Mississippi: The band Train has a hauntingly stunning tune titled Mississippi that would be perfect as an affirmation of the State and region, but I decided to go with Whiskey Myers’s Mud as the perfect defiance song for the State and it’s muddy waters and riverbanks.
The Carolinas: There are so many tunes celebrate the
Carolinas, and Carolina born Charlie Daniels has one of the best, but
the two below are representative of two other Carolina born artists, the
Marshall Tucker Band and Josh Turner.
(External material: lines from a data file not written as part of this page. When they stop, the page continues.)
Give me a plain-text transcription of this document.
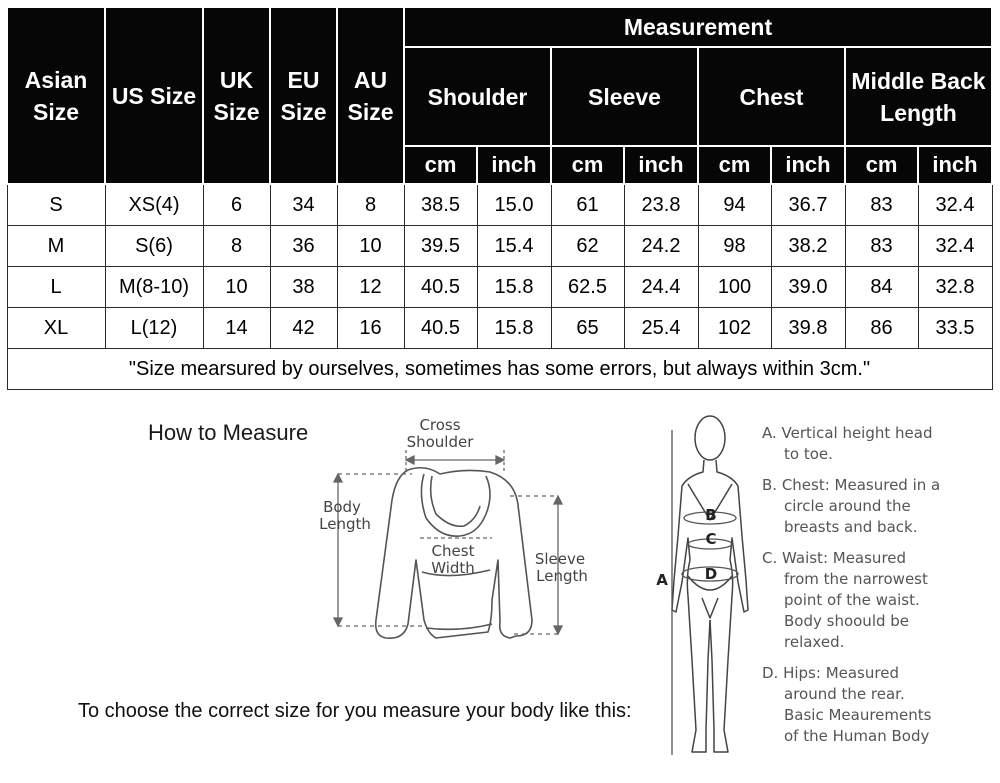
Asian Size	US Size	UK Size	EU Size	AU Size	Measurement							
					Shoulder		Sleeve		Chest		Middle Back Length	
					cm	inch	cm	inch	cm	inch	cm	inch
S	XS(4)	6	34	8	38.5	15.0	61	23.8	94	36.7	83	32.4
M	S(6)	8	36	10	39.5	15.4	62	24.2	98	38.2	83	32.4
L	M(8-10)	10	38	12	40.5	15.8	62.5	24.4	100	39.0	84	32.8
XL	L(12)	14	42	16	40.5	15.8	65	25.4	102	39.8	86	33.5
"Size mearsured by ourselves, sometimes has some errors, but always within 3cm."												
How to Measure
To choose the correct size for you measure your body like this:
Cross
Shoulder
Body
Length
Chest
Width	Sleeve
Length
B
C
D
A

A. Vertical height head
to toe.

B. Chest: Measured in a
circle around the
breasts and back.

C. Waist: Measured
from the narrowest
point of the waist.
Body shoould be
relaxed.

D. Hips: Measured
around the rear.
Basic Meaurements
of the Human Body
Marshall Tucker rode the Southern
music renaissance wave in the 1970s and Blue Ridge Mountain Skies has a
perfect lyric, “Carolina is where I’m at, and I’ll always hang my hat,
under those blue ridge mountain skies.” John Turner’s bass vocals are
perfect in his homage to South Carolina and the double meaning of “low
country.”
**********************
Southerners love home. This is true of many people throughout
history, but place has, in part, defined the South. The earliest
settlers to what became the South championed its Utopian physical
qualities: warm weather, a long growing season, bountiful plant and
animal life. Bad weather, disease carrying insects, and dangerous
wildlife were annoyances to be tolerated if not overcome.Southern culture easily developed in this environment. A worldview in which “heaven” could be perceived on earth allowed the Southerner to find contentment. Peopl, place, and community–a defense of hearth and home–became quintessential Southern traits and an important part of the richness of Southern art. Southern literature is popular because Southern culture is unique and tangible, a thing to be savored not endured. When the break with the Union occurred in 1861, the Southerner easily rallied around his State because the “state” was representative of his people. He fought not for the glory of a “national” entity, but for the protection of his way of life, a way of life threatened by a foreign “other.” They were both “American,” but to the Southerner, their “America” was nothing like the “America” of the North, and no Southerner wished to be “Americanized” by a people with an alien culture and traditions.